🤖 AI Summary
To address the insufficient spatial resolution of GONG full-disk Hα images—which impedes clear delineation of fine solar structures such as filaments, prominences, and penumbrae—this paper proposes an enhanced super-resolution method based on Real-ESRGAN. The approach integrates Residual-in-Residual Dense Blocks (RRDB) with a relativistic discriminator and incorporates cross-modal image registration to reconstruct GONG low-resolution images into GST-level high-resolution outputs. Crucially, it preserves physical consistency while significantly improving structural fidelity. Quantitative evaluation yields MSE = 467.15, RMSE = 21.59, and correlation coefficient CC = 0.7794; qualitative assessment confirms visual quality closely approximating that of actual GST observations. This work represents the first systematic application of generative adversarial network-based super-resolution to solar Hα full-disk imagery, establishing a generalizable technical paradigm for high-fidelity restoration of low-resolution solar observational data.
📝 Abstract
High-resolution (HR) solar imaging is crucial for capturing fine-scale dynamic features such as filaments and fibrils. However, the spatial resolution of the full-disk H$α$ images is limited and insufficient to resolve these small-scale structures. To address this, we propose a GAN-based superresolution approach to enhance low-resolution (LR) full-disk H$α$ images from the Global Oscillation Network Group (GONG) to a quality comparable with HR observations from the Big Bear Solar Observatory/Goode Solar Telescope (BBSO/GST).

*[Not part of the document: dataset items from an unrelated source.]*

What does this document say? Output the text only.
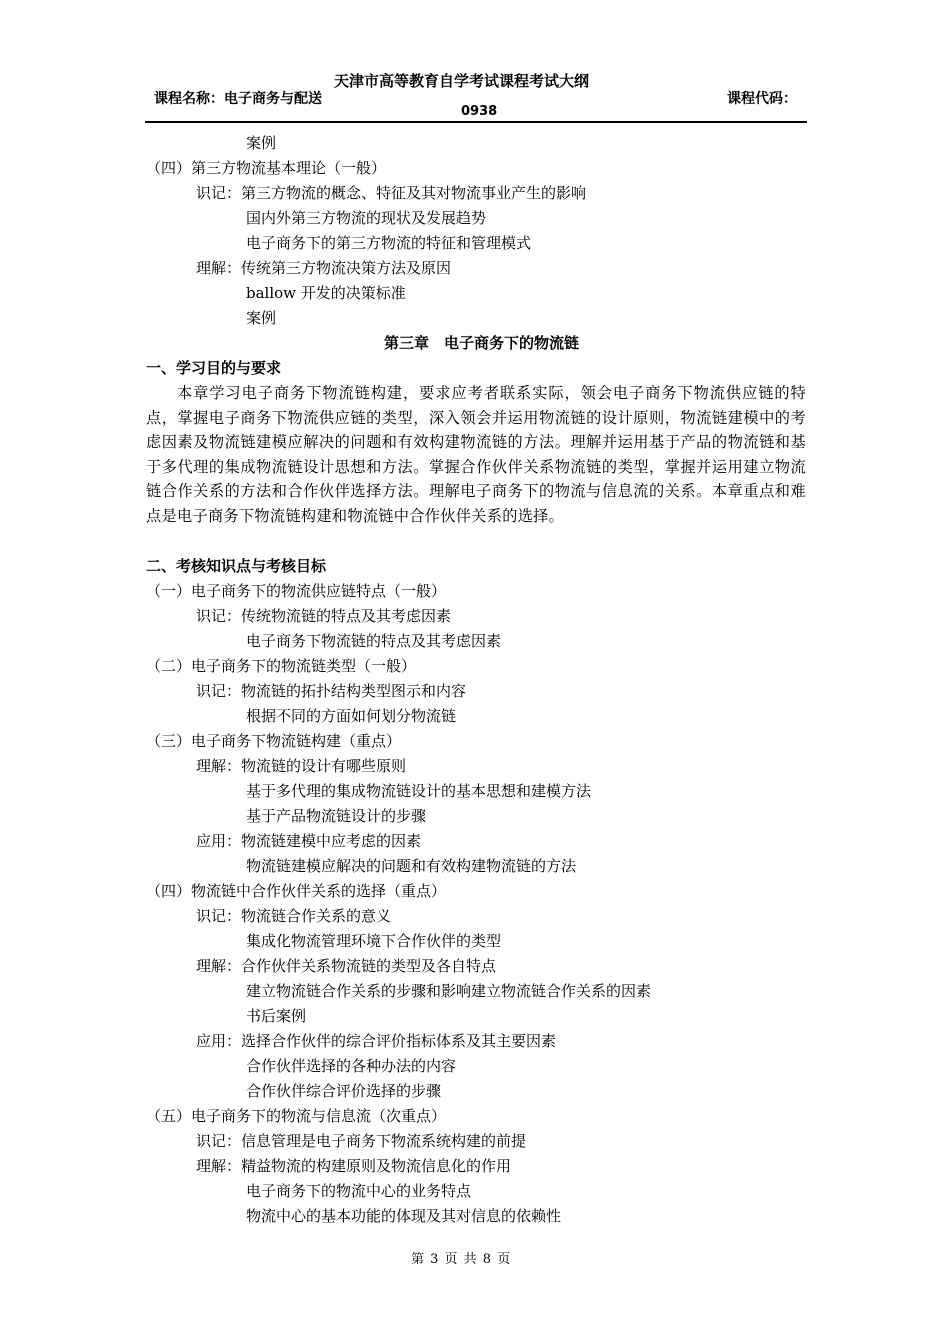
天津市高等教育自学考试课程考试大纲
课程名称：电子商务与配送	课程代码：
0938
案例
（四）第三方物流基本理论（一般）
识记：第三方物流的概念、特征及其对物流事业产生的影响
国内外第三方物流的现状及发展趋势
电子商务下的第三方物流的特征和管理模式
理解：传统第三方物流决策方法及原因
ballow 开发的决策标准
案例
第三章　电子商务下的物流链
一、学习目的与要求
本章学习电子商务下物流链构建，要求应考者联系实际，领会电子商务下物流供应链的特点，掌握电子商务下物流供应链的类型，深入领会并运用物流链的设计原则，物流链建模中的考虑因素及物流链建模应解决的问题和有效构建物流链的方法。理解并运用基于产品的物流链和基于多代理的集成物流链设计思想和方法。掌握合作伙伴关系物流链的类型，掌握并运用建立物流链合作关系的方法和合作伙伴选择方法。理解电子商务下的物流与信息流的关系。本章重点和难点是电子商务下物流链构建和物流链中合作伙伴关系的选择。
二、考核知识点与考核目标
（一）电子商务下的物流供应链特点（一般）
识记：传统物流链的特点及其考虑因素
电子商务下物流链的特点及其考虑因素
（二）电子商务下的物流链类型（一般）
识记：物流链的拓扑结构类型图示和内容
根据不同的方面如何划分物流链
（三）电子商务下物流链构建（重点）
理解：物流链的设计有哪些原则
基于多代理的集成物流链设计的基本思想和建模方法
基于产品物流链设计的步骤
应用：物流链建模中应考虑的因素
物流链建模应解决的问题和有效构建物流链的方法
（四）物流链中合作伙伴关系的选择（重点）
识记：物流链合作关系的意义
集成化物流管理环境下合作伙伴的类型
理解：合作伙伴关系物流链的类型及各自特点
建立物流链合作关系的步骤和影响建立物流链合作关系的因素
书后案例
应用：选择合作伙伴的综合评价指标体系及其主要因素
合作伙伴选择的各种办法的内容
合作伙伴综合评价选择的步骤
（五）电子商务下的物流与信息流（次重点）
识记：信息管理是电子商务下物流系统构建的前提
理解：精益物流的构建原则及物流信息化的作用
电子商务下的物流中心的业务特点
物流中心的基本功能的体现及其对信息的依赖性
第 3 页 共 8 页
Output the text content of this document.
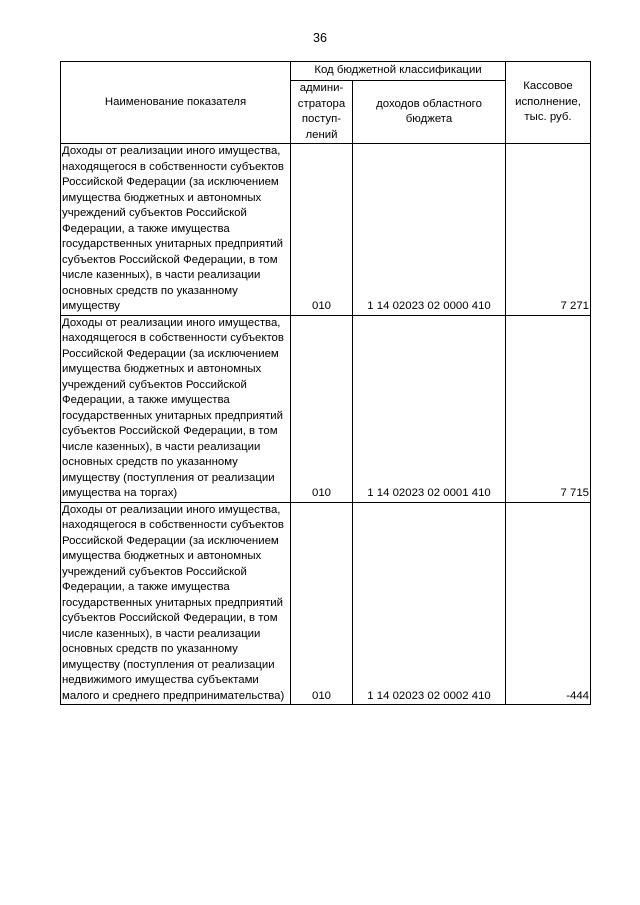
36
Наименование показателя	Код бюджетной классификации		Кассовое исполнение, тыс. руб.
	админи-стратора поступ-лений	доходов областного бюджета	
Доходы от реализации иного имущества, находящегося в собственности субъектов Российской Федерации (за исключением имущества бюджетных и автономных учреждений субъектов Российской Федерации, а также имущества государственных унитарных предприятий субъектов Российской Федерации, в том числе казенных), в части реализации основных средств по указанному имуществу	010	1 14 02023 02 0000 410	7 271
Доходы от реализации иного имущества, находящегося в собственности субъектов Российской Федерации (за исключением имущества бюджетных и автономных учреждений субъектов Российской Федерации, а также имущества государственных унитарных предприятий субъектов Российской Федерации, в том числе казенных), в части реализации основных средств по указанному имуществу (поступления от реализации имущества на торгах)	010	1 14 02023 02 0001 410	7 715
Доходы от реализации иного имущества, находящегося в собственности субъектов Российской Федерации (за исключением имущества бюджетных и автономных учреждений субъектов Российской Федерации, а также имущества государственных унитарных предприятий субъектов Российской Федерации, в том числе казенных), в части реализации основных средств по указанному имуществу (поступления от реализации недвижимого имущества субъектами малого и среднего предпринимательства)	010	1 14 02023 02 0002 410	-444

We employ Real-ESRGAN with Residual-in-Residual Dense Blocks and a relativistic discriminator. We carefully aligned GONG-GST pairs. The model effectively recovers fine details within sunspot penumbrae and resolves fine details in filaments and fibrils, achieving an average mean squared error (MSE) of 467.15, root mean squared error (RMSE) of 21.59, and cross-correlation (CC) of 0.7794. Slight misalignments between image pairs limit quantitative performance, which we plan to address in future work alongside dataset expansion to further improve reconstruction quality.